Antiterrorisme : La loi de l’arbitraire et de la suspicion

Discuté à l’Assemblée nationale, le projet de loi antiterrorisme s’en prend aux droits fondamentaux.

Jean-Claude Renard  • 18 septembre 2014 abonné·es

En juillet, Bernard Cazeneuve présentait son projet de loi antiterrorisme au Conseil des ministres. Placé sous le sceau de l’urgence, le voilà discuté depuis le 15 septembre à l’Assemblée nationale. Mené tambour battant, sinon dans la précipitation, comme pour répondre à l’émotion suscitée par une actualité dramatique, le projet ajoute un arsenal de mesures pénales et administratives aux lois existantes. Il prévoit d’abord l’interdiction de sortie du territoire pour certains citoyens français, soupçonnés de vouloir partir à l’étranger dans le but de participer à une entreprise terroriste (mesure assortie d’une confiscation des pièces d’identité et d’une assignation à résidence). Et ce pour une durée de six mois renouvelable.
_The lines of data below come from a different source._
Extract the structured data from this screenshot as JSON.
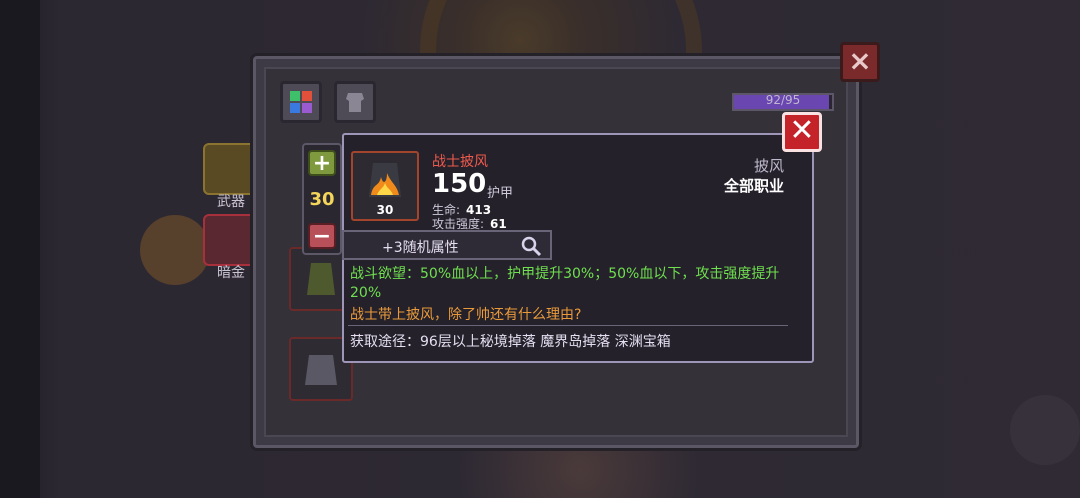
{
  "background": {
    "side_tabs": [
      {
        "label": "武器",
        "color": "#c39a3a"
      },
      {
        "label": "暗金",
        "color": "#c03a48"
      }
    ]
  },
  "inventory": {
    "capacity": "92/95",
    "capacity_fraction": 0.968
  },
  "stepper": {
    "plus": "+",
    "minus": "−",
    "value": "30"
  },
  "item": {
    "name": "战士披风",
    "level": "30",
    "power": "150",
    "power_unit": "护甲",
    "stats": [
      {
        "label": "生命:",
        "value": "413"
      },
      {
        "label": "攻击强度:",
        "value": "61"
      }
    ],
    "type": "披风",
    "class": "全部职业",
    "random_attr": "+3随机属性",
    "effect": "战斗欲望：50%血以上，护甲提升30%；50%血以下，攻击强度提升20%",
    "flavor": "战士带上披风，除了帅还有什么理由?",
    "source": "获取途径：96层以上秘境掉落 魔界岛掉落 深渊宝箱"
  },
  "colors": {
    "name_red": "#ef5a4e",
    "effect_green": "#6fe04f",
    "flavor_orange": "#ea9a3a",
    "close_red": "#c4232a"
  },
  "icons": {
    "close": "close-icon",
    "magnifier": "magnifier-icon",
    "item": "flame-cape-icon"
  }
}
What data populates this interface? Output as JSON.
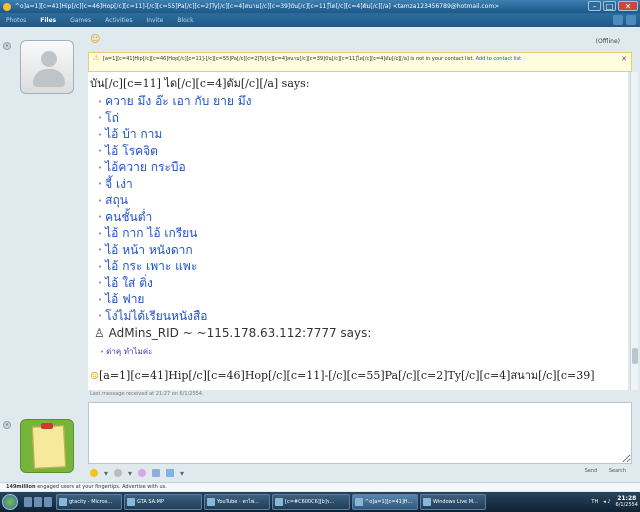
{
  "window": {
    "title": "^o]a=1][c=41]Hip[/c][c=46]Hop[/c][c=11]-[/c][c=55]Pa[/c][c=2]Ty[/c][c=4]สนาม[/c][c=39]บัน[/c][c=11]ได[/c][c=4]ดัม[/c][/a] <tamza123456789@hotmail.com>"
  },
  "menu": {
    "items": [
      "Photos",
      "Files",
      "Games",
      "Activities",
      "Invite",
      "Block"
    ],
    "active": "Files"
  },
  "header": {
    "status": "(Offline)"
  },
  "infobar": {
    "text": "[a=1][c=41]Hip[/c][c=46]Hop[/c][c=11]-[/c][c=55]Pa[/c][c=2]Ty[/c][c=4]สนาม[/c][c=39]บัน[/c][c=11]ได[/c][c=4]ดัม[/c][/a] is not in your contact list.",
    "link": "Add to contact list"
  },
  "conversation": {
    "sender1": "บัน[/c][c=11] ได[/c][c=4]ดัม[/c][/a] says:",
    "messages": [
      "ควาย มึง อ๊ะ เอา กับ ยาย มึง",
      "โถ่",
      "ไอ้ บ้า กาม",
      "ไอ้ โรคจิต",
      "ไอ้ควาย กระบือ",
      "จี้ เง่า",
      "สถุน",
      "คนชั้นต่ำ",
      "ไอ้ กาก ไอ้ เกรียน",
      "ไอ้ หน้า หนังดาก",
      "ไอ้ กระ เพาะ แพะ",
      "ไอ้ ใส่ ติ่ง",
      "ไอ้ ฟาย",
      "โง่ไม่ได้เรียนหนังสือ"
    ],
    "sender2": "AdMins_RID ~   ~115.178.63.112:7777 says:",
    "reply": "ด่าคุ ทำไมค่ะ",
    "contact_line": "[a=1][c=41]Hip[/c][c=46]Hop[/c][c=11]-[/c][c=55]Pa[/c][c=2]Ty[/c][c=4]สนาม[/c][c=39]"
  },
  "last_message": "Last message received at 21:27 on 6/1/2554.",
  "input": {
    "value": "",
    "right_labels": [
      "Send",
      "Search"
    ]
  },
  "ad": {
    "count": "149million",
    "text": " engaged users at your fingertips. Advertise with us."
  },
  "taskbar": {
    "tasks": [
      {
        "label": "gtacity - Micros..."
      },
      {
        "label": "GTA SA:MP"
      },
      {
        "label": "YouTube - พาไพ่..."
      },
      {
        "label": "[c=#C600C6][b]ร..."
      },
      {
        "label": "^o]a=1][c=41]H..."
      },
      {
        "label": "Windows Live M..."
      }
    ],
    "lang": "TH",
    "time": "21:28",
    "date": "6/1/2554"
  },
  "colors": {
    "accent": "#1f52c8",
    "titlebar": "#1c5787"
  }
}
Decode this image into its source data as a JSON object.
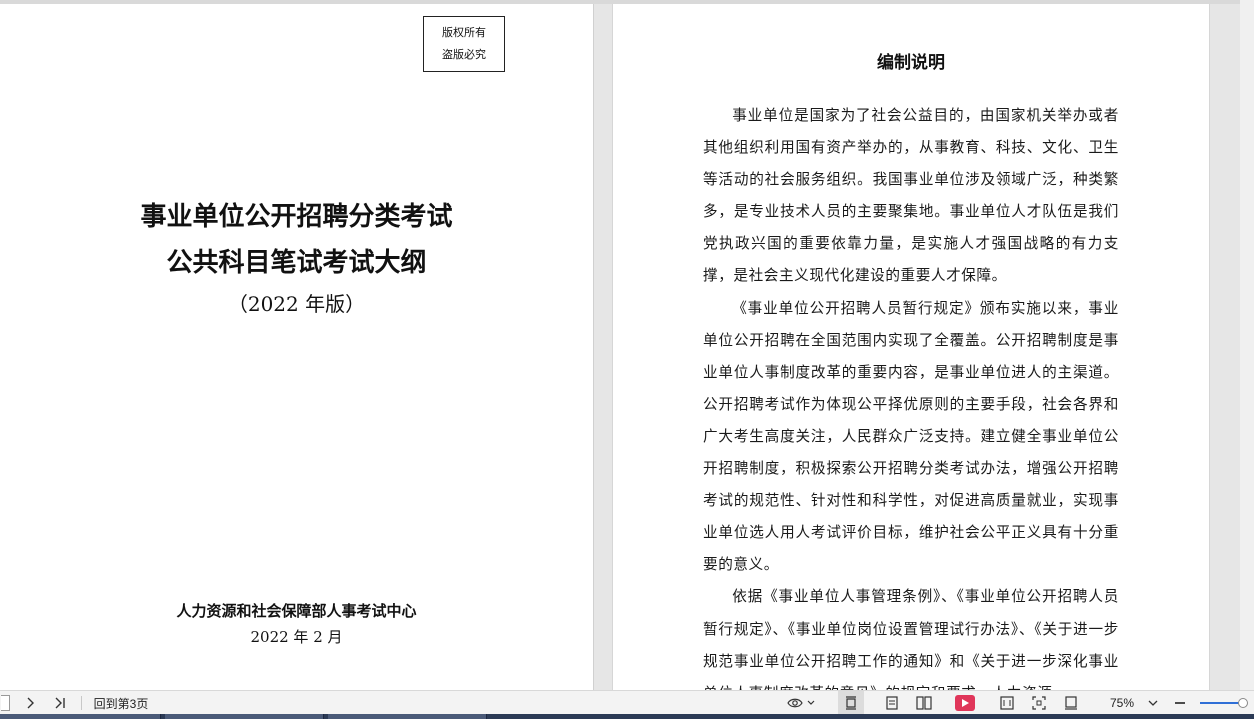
{
  "left_page": {
    "copyright_line1": "版权所有",
    "copyright_line2": "盗版必究",
    "title_line1": "事业单位公开招聘分类考试",
    "title_line2": "公共科目笔试考试大纲",
    "edition": "（2022 年版）",
    "organization": "人力资源和社会保障部人事考试中心",
    "date": "2022 年 2 月"
  },
  "right_page": {
    "heading": "编制说明",
    "paragraphs": [
      "事业单位是国家为了社会公益目的，由国家机关举办或者其他组织利用国有资产举办的，从事教育、科技、文化、卫生等活动的社会服务组织。我国事业单位涉及领域广泛，种类繁多，是专业技术人员的主要聚集地。事业单位人才队伍是我们党执政兴国的重要依靠力量，是实施人才强国战略的有力支撑，是社会主义现代化建设的重要人才保障。",
      "《事业单位公开招聘人员暂行规定》颁布实施以来，事业单位公开招聘在全国范围内实现了全覆盖。公开招聘制度是事业单位人事制度改革的重要内容，是事业单位进人的主渠道。公开招聘考试作为体现公平择优原则的主要手段，社会各界和广大考生高度关注，人民群众广泛支持。建立健全事业单位公开招聘制度，积极探索公开招聘分类考试办法，增强公开招聘考试的规范性、针对性和科学性，对促进高质量就业，实现事业单位选人用人考试评价目标，维护社会公平正义具有十分重要的意义。",
      "依据《事业单位人事管理条例》、《事业单位公开招聘人员暂行规定》、《事业单位岗位设置管理试行办法》、《关于进一步规范事业单位公开招聘工作的通知》和《关于进一步深化事业单位人事制度改革的意见》的规定和要求，人力资源"
    ]
  },
  "statusbar": {
    "next_page_icon": "chevron-right-icon",
    "last_page_icon": "last-page-icon",
    "back_to_page_label": "回到第3页",
    "eye_icon": "eye-icon",
    "single_page_icon": "single-page-icon",
    "continuous_icon": "continuous-icon",
    "dual_page_icon": "dual-page-icon",
    "play_icon": "play-icon",
    "fit_width_icon": "fit-width-icon",
    "fullscreen_icon": "fullscreen-icon",
    "fit_page_icon": "fit-page-icon",
    "zoom_value": "75%",
    "zoom_level": 0.75,
    "accent_color": "#e0365a"
  }
}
Le projet entend également ajouter à « l’association de malfaiteurs en relation avec une entreprise terroriste » « l’entreprise individuelle à caractère terroriste ». Encore faudra-t-il déceler les réelles intentions de la personne avant tout acte répréhensible… Par ailleurs, la condamnation de l’apologie du terrorisme, déjà sanctionnée par la loi sur la presse (1881), serait élargie au code pénal, et plusieurs mesures toucheraient directement Internet, à travers la suppression d’un contenu ou le blocage d’un site. À peine énoncé, ce projet de loi n’a pas manqué de soulever inquiétudes et indignations. C’était déjà le cas en juillet dernier, dans nos colonnes (voir Politis n° 1312), pour Pierre Tartakowsky, président de la Ligue des droits de l’homme, qui soulignait un texte « déséquilibré et, de fait, liberticide », déléguant « une partie des décisions à l’administratif » au détriment du judiciaire et s’aventurant « dans la voie de la prédictibilité ». Aujourd’hui, estime le Syndicat de la magistrature, ce projet « réduit à la portion congrue le débat démocratique par l’invocation de la menace terroriste ». Secrétaire nationale du syndicat, Laurence Blisson craint « une application extensive et préventive » à partir de preuves fondées sur « des dossiers classés “secret défense” ou des écoutes administratives ».

Le volet Internet du projet suscite également des interrogations, même si les interventions doivent être encadrées par la Cnil (Commission nationale de l’informatique et des libertés). En effet, cette procédure « confie à l’autorité administrative le pouvoir de déterminer ce qui relève du terrorisme et ce qui reste de la contestation de l’ordre social, politique ou économique », juge le syndicat. Sans compter qu’il sera toujours délicat techniquement de supprimer un contenu sur la toile. Le plus à craindre est que ce projet fasse consensus au Parlement.